Athens recorded 5,816 transfers worth €626 million in 2025. That is 13.9% of national transaction volume by count and 14.9% by value. The implied average Athens transaction price of €107,630 runs 6.8% above the national average of €100,770, confirming the capital trades at a consistent premium driven by domestic demand, Golden Visa investors, and the Ellinikon regeneration effect on the southern Riviera.

The 13% rise in gift transfers reflects deliberate inter-generational wealth planning. Greek gift tax rates on transfers to close relatives are substantially lower than the standard 3.09% transfer tax. As the generation that built Greek property wealth in the 1980s and 1990s ages, asset transfer to children and grandchildren is accelerating. This trend also reduces declared transaction values in headline registry data, explaining part of the 7.4% drop in transfer tax receipts.

The 2025 land registry shows an average transaction price of €100,770 across 41,743 transfers. For apartments specifically the average works out to approximately €105,363. Athens averaged €107,630. These figures are based on notarial transfer data, making them a more reliable baseline than listing prices on property portals.

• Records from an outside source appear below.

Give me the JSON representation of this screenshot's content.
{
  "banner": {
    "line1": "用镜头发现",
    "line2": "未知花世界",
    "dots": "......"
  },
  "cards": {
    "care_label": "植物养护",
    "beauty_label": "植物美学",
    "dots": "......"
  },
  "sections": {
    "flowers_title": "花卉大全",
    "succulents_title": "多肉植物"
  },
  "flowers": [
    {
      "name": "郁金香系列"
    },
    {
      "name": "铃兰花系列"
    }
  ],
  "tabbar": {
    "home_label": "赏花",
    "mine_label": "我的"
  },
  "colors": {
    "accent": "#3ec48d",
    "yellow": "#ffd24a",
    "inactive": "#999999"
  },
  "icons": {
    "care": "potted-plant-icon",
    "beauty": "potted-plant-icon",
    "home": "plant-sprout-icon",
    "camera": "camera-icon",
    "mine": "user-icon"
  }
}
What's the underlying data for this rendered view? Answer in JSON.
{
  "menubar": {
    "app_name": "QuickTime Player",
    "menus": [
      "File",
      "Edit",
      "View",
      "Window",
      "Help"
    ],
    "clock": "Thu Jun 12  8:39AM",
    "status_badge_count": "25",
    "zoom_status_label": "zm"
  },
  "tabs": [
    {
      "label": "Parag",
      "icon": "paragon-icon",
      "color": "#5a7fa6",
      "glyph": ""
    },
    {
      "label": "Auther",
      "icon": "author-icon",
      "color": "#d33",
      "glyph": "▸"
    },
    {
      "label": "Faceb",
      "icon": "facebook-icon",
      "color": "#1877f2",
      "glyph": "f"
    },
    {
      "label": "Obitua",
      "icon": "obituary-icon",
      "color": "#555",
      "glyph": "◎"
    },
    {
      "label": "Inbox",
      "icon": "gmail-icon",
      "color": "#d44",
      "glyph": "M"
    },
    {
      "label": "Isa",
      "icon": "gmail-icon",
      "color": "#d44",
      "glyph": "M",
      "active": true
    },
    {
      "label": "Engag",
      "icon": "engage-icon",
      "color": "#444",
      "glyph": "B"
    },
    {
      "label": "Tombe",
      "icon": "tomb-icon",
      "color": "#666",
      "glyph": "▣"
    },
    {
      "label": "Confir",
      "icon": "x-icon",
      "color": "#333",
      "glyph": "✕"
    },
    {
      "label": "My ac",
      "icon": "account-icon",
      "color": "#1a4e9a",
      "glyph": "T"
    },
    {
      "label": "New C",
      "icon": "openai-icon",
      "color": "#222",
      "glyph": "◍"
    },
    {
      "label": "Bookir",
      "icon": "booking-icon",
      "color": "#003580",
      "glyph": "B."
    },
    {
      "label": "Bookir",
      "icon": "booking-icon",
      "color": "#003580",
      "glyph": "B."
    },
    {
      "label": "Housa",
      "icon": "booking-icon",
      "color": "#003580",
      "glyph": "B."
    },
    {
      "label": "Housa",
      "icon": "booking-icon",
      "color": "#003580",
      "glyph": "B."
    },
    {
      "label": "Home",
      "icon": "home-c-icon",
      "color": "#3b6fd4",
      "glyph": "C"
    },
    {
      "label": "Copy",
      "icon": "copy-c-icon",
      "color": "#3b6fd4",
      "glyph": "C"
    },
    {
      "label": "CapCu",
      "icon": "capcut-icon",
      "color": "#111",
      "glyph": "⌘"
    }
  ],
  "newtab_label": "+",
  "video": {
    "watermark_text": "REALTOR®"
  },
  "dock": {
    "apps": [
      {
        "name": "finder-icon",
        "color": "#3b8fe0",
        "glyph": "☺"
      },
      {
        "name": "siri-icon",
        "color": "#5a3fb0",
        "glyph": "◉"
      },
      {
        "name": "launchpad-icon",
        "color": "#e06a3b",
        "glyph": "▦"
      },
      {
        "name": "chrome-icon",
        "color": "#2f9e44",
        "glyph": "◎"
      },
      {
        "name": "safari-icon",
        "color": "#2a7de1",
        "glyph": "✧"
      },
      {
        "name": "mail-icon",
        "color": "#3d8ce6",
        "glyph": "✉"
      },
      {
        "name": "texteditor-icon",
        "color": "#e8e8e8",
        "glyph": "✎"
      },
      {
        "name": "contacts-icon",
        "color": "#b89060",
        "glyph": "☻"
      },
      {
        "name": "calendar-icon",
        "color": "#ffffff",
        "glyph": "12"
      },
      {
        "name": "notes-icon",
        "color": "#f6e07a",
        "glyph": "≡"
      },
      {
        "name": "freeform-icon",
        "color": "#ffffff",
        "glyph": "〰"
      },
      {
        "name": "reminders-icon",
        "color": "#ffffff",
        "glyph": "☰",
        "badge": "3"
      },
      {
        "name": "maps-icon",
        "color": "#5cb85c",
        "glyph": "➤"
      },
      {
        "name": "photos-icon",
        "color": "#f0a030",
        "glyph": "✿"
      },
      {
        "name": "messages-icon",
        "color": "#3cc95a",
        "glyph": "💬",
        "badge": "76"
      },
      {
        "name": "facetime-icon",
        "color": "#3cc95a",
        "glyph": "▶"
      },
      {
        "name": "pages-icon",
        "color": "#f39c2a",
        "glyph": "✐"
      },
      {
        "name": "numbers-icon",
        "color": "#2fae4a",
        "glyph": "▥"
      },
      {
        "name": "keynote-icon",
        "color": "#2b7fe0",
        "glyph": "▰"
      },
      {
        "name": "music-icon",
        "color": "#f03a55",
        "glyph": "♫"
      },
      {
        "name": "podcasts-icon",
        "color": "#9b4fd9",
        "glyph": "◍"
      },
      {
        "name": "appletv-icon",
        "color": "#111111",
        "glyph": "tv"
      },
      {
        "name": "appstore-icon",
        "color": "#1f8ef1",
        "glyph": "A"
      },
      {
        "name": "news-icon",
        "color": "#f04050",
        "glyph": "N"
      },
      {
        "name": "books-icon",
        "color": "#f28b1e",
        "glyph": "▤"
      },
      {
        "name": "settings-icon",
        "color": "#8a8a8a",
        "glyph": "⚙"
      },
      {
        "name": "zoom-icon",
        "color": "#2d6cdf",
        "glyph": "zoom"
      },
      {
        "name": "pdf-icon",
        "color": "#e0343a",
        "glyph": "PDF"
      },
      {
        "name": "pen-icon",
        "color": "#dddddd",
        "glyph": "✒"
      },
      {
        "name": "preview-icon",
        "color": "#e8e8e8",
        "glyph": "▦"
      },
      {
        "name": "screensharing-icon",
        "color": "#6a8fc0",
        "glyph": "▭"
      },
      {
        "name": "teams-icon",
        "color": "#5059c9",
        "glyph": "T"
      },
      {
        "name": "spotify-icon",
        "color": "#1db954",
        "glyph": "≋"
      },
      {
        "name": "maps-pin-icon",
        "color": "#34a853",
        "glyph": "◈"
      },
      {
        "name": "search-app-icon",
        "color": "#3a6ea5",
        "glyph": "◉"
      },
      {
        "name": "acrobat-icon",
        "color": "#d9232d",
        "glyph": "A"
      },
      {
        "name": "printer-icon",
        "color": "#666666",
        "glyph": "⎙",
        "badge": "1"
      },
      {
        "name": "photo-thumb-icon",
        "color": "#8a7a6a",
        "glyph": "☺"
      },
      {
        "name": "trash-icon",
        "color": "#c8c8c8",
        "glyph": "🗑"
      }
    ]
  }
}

Three signals stand out. Apartment liquidity is structurally strong: 21,354 apartment transfers in a single year means you are entering an active, tested resale market. Athens at 13.9% of volume but 14.9% of value reflects a structural premium that is likely to persist. The gift surge and tax revenue decline are not signs of a contracting market but of a maturing one where wealth transfer is outpacing new-money entry. For foreign investors, mid-market apartments in Athens and Golden Visa tier locations remain the most evidenced entry point.